1. ## Probability Problem

So say there is a set of 10 baseball cards and I have 1 of them.
If I were to buy a pack that contained 2 baseball cards, what is the probability of getting at least 1 new card?

2. Originally Posted by mvpshaq32
So say there is a set of 10 baseball cards and I have 1 of them.
If I were to buy a pack that contained 2 baseball cards, what is the probability of getting at least 1 new card?
This problem is binomial where

$n=10 , p=\frac{9}{10}$

as there are twn cards and the probabilty of getting a card you don't already have is 9 out of ten.

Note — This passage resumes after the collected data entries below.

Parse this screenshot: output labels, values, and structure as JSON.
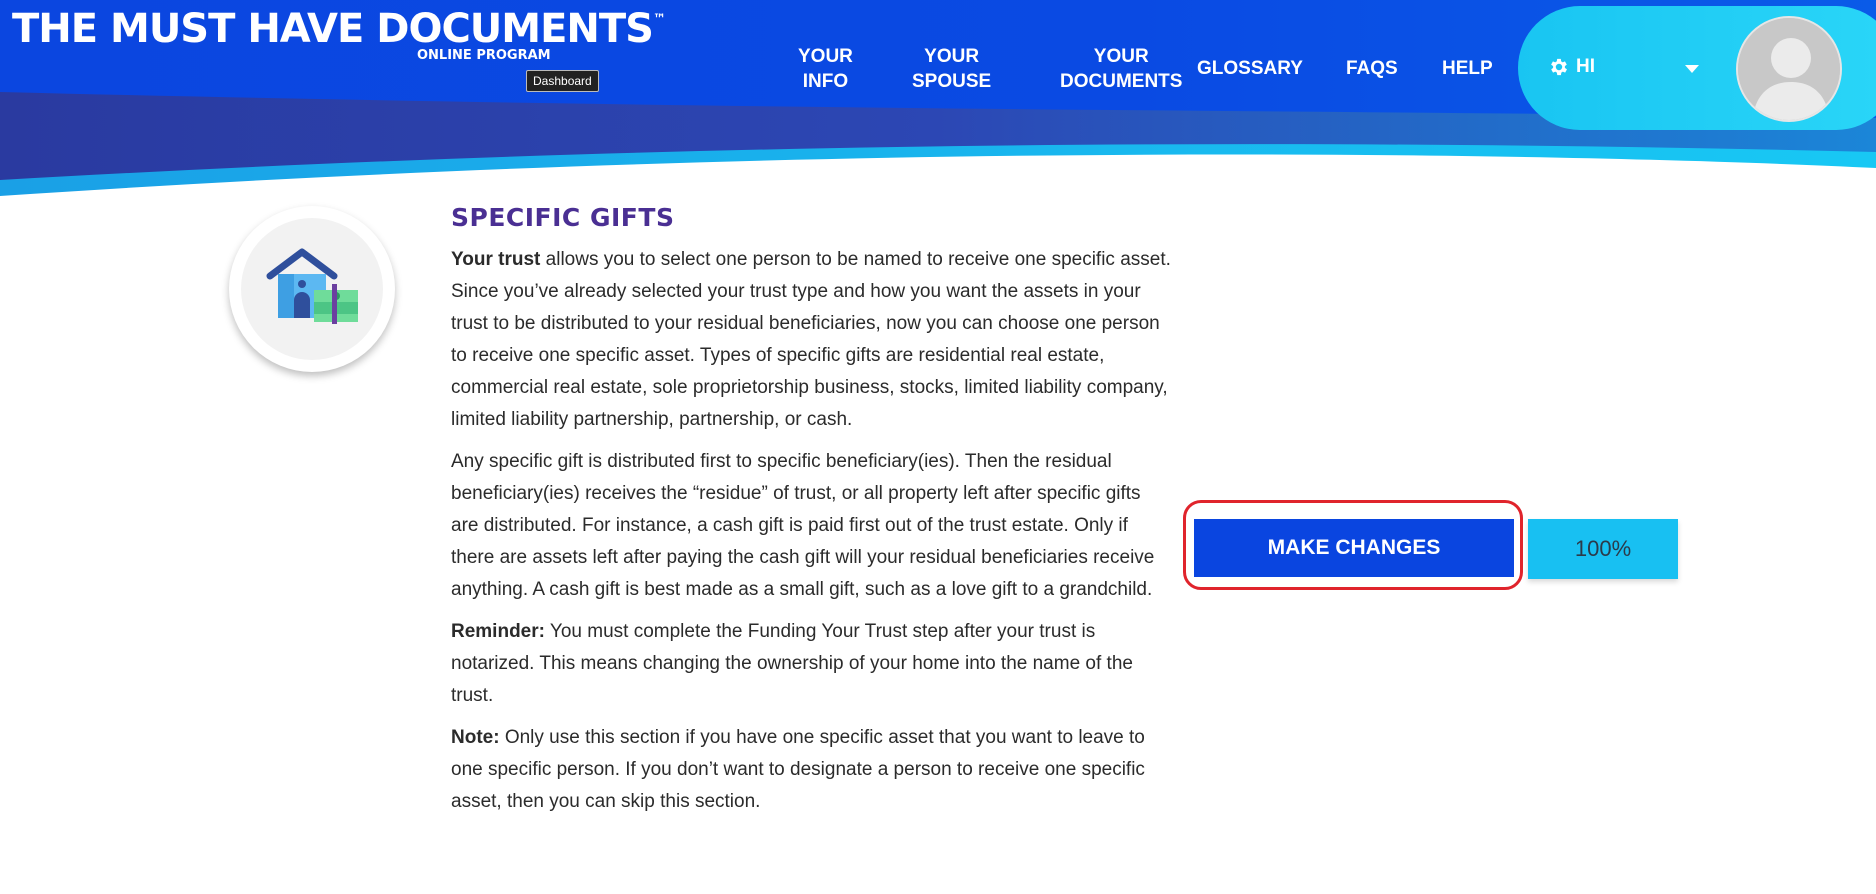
{
  "header": {
    "logo_title": "THE MUST HAVE DOCUMENTS",
    "logo_tm": "™",
    "logo_subtitle": "ONLINE PROGRAM",
    "tooltip": "Dashboard",
    "nav": [
      {
        "line1": "YOUR",
        "line2": "INFO"
      },
      {
        "line1": "YOUR",
        "line2": "SPOUSE"
      },
      {
        "line1": "YOUR",
        "line2": "DOCUMENTS"
      },
      {
        "line1": "GLOSSARY",
        "line2": ""
      },
      {
        "line1": "FAQS",
        "line2": ""
      },
      {
        "line1": "HELP",
        "line2": ""
      }
    ],
    "user_greeting": "HI"
  },
  "section": {
    "title": "SPECIFIC GIFTS",
    "p1_bold": "Your trust",
    "p1_text": " allows you to select one person to be named to receive one specific asset. Since you’ve already selected your trust type and how you want the assets in your trust to be distributed to your residual beneficiaries, now you can choose one person to receive one specific asset. Types of specific gifts are residential real estate, commercial real estate, sole proprietorship business, stocks, limited liability company, limited liability partnership, partnership, or cash.",
    "p2_text": "Any specific gift is distributed first to specific beneficiary(ies). Then the residual beneficiary(ies) receives the “residue” of trust, or all property left after specific gifts are distributed. For instance, a cash gift is paid first out of the trust estate. Only if there are assets left after paying the cash gift will your residual beneficiaries receive anything. A cash gift is best made as a small gift, such as a love gift to a grandchild.",
    "p3_bold": "Reminder:",
    "p3_text": " You must complete the Funding Your Trust step after your trust is notarized. This means changing the ownership of your home into the name of the trust.",
    "p4_bold": "Note:",
    "p4_text": " Only use this section if you have one specific asset that you want to leave to one specific person. If you don’t want to designate a person to receive one specific asset, then you can skip this section."
  },
  "actions": {
    "make_changes_label": "MAKE CHANGES",
    "progress_label": "100%"
  },
  "icons": {
    "section_icon": "house-money-icon",
    "settings_icon": "gear-icon",
    "caret_icon": "chevron-down-icon",
    "avatar_icon": "user-avatar-icon"
  },
  "colors": {
    "header_blue": "#0a45e0",
    "header_cyan": "#18c0f2",
    "header_navy": "#2e3a9e",
    "title_purple": "#4a2f93",
    "highlight_red": "#e0242c"
  }
}
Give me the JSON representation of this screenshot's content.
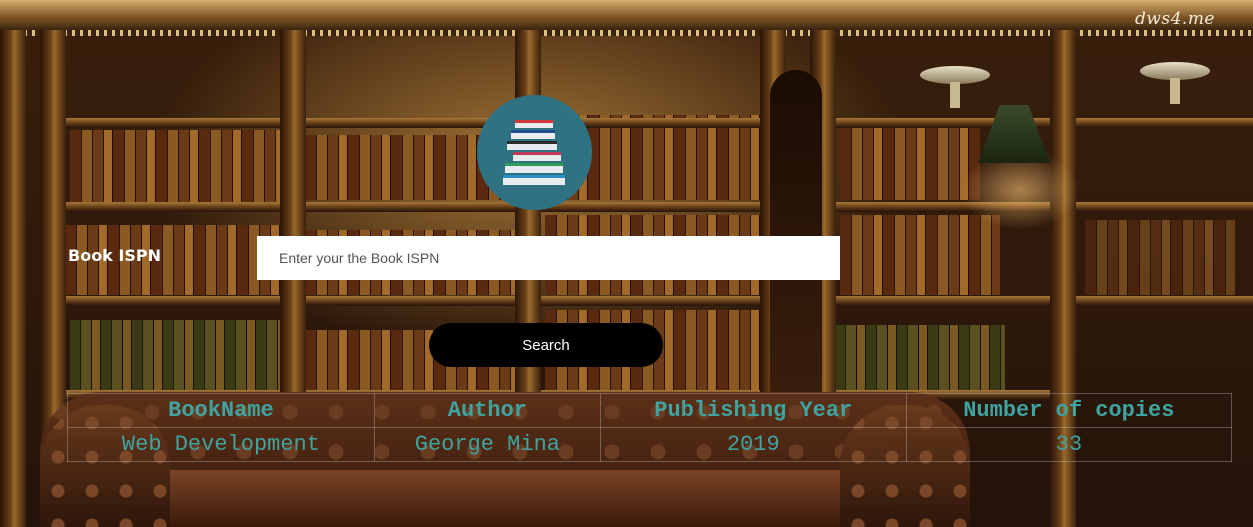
{
  "watermark": "dws4.me",
  "logo": {
    "icon": "book-stack-icon"
  },
  "search": {
    "label": "Book ISPN",
    "placeholder": "Enter your the Book ISPN",
    "value": "",
    "button_label": "Search"
  },
  "results": {
    "columns": [
      "BookName",
      "Author",
      "Publishing Year",
      "Number of copies"
    ],
    "rows": [
      [
        "Web Development",
        "George Mina",
        "2019",
        "33"
      ]
    ]
  },
  "colors": {
    "accent_teal": "#3fa3a0",
    "logo_bg": "#2f7281",
    "button_bg": "#000000"
  }
}
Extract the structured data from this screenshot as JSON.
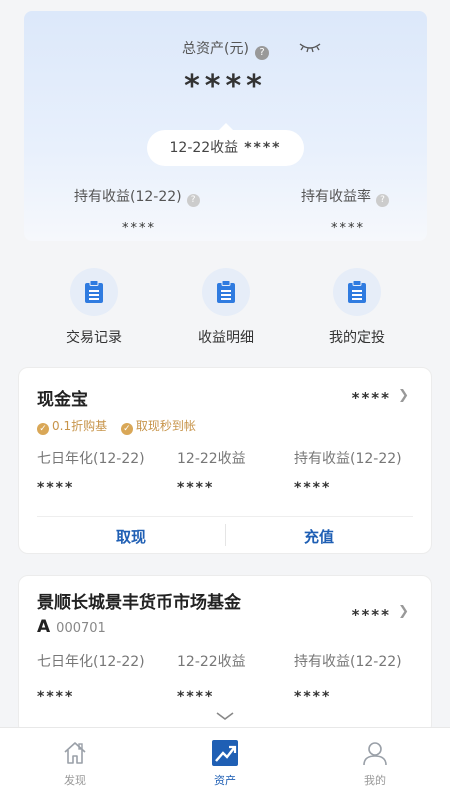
{
  "summary": {
    "total_assets_label": "总资产(元)",
    "total_assets_value": "****",
    "daily_income_label": "12-22收益",
    "daily_income_value": "****",
    "holding_income_label": "持有收益(12-22)",
    "holding_income_value": "****",
    "holding_rate_label": "持有收益率",
    "holding_rate_value": "****"
  },
  "shortcuts": [
    {
      "label": "交易记录",
      "icon": "clipboard-icon"
    },
    {
      "label": "收益明细",
      "icon": "clipboard-icon"
    },
    {
      "label": "我的定投",
      "icon": "clipboard-icon"
    }
  ],
  "cash_card": {
    "title": "现金宝",
    "value": "****",
    "tags": [
      "0.1折购基",
      "取现秒到帐"
    ],
    "columns": [
      {
        "label": "七日年化(12-22)",
        "value": "****"
      },
      {
        "label": "12-22收益",
        "value": "****"
      },
      {
        "label": "持有收益(12-22)",
        "value": "****"
      }
    ],
    "withdraw_label": "取现",
    "deposit_label": "充值"
  },
  "fund_card": {
    "title": "景顺长城景丰货币市场基金A",
    "code": "000701",
    "value": "****",
    "columns": [
      {
        "label": "七日年化(12-22)",
        "value": "****"
      },
      {
        "label": "12-22收益",
        "value": "****"
      },
      {
        "label": "持有收益(12-22)",
        "value": "****"
      }
    ]
  },
  "tabbar": {
    "items": [
      {
        "label": "发现",
        "icon": "home-icon"
      },
      {
        "label": "资产",
        "icon": "trend-chart-icon"
      },
      {
        "label": "我的",
        "icon": "user-icon"
      }
    ],
    "active_index": 1
  },
  "colors": {
    "accent": "#1f5fb4",
    "tag": "#c7944a",
    "hero_top": "#dce8fa"
  }
}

$P(X= 'at least 1') = P(X=1) + P(X=2)$

I hope this helps you set up the calculations!

3. Hello mvpshaq32
Originally Posted by mvpshaq32
So say there is a set of 10 baseball cards and I have 1 of them.
If I were to buy a pack that contained 2 baseball cards, what is the probability of getting at least 1 new card?
Welcome to Math Help Forum!

The easiest way to solve problems like this is to work out the probability that what you're looking for doesn't happen, and then take the answer away from 1.

So, the probability that the first card is the same as the one you already have is $\tfrac{1}{10}$; and the probability that the second one is also the same is also $\tfrac{1}{10}$. Therefore the probability that they are both the same is $\tfrac{1}{10} \times\tfrac{1}{10} = \tfrac{1}{100}$

And so the probability that at least one is different is $\tfrac{99}{100} = 0.99$.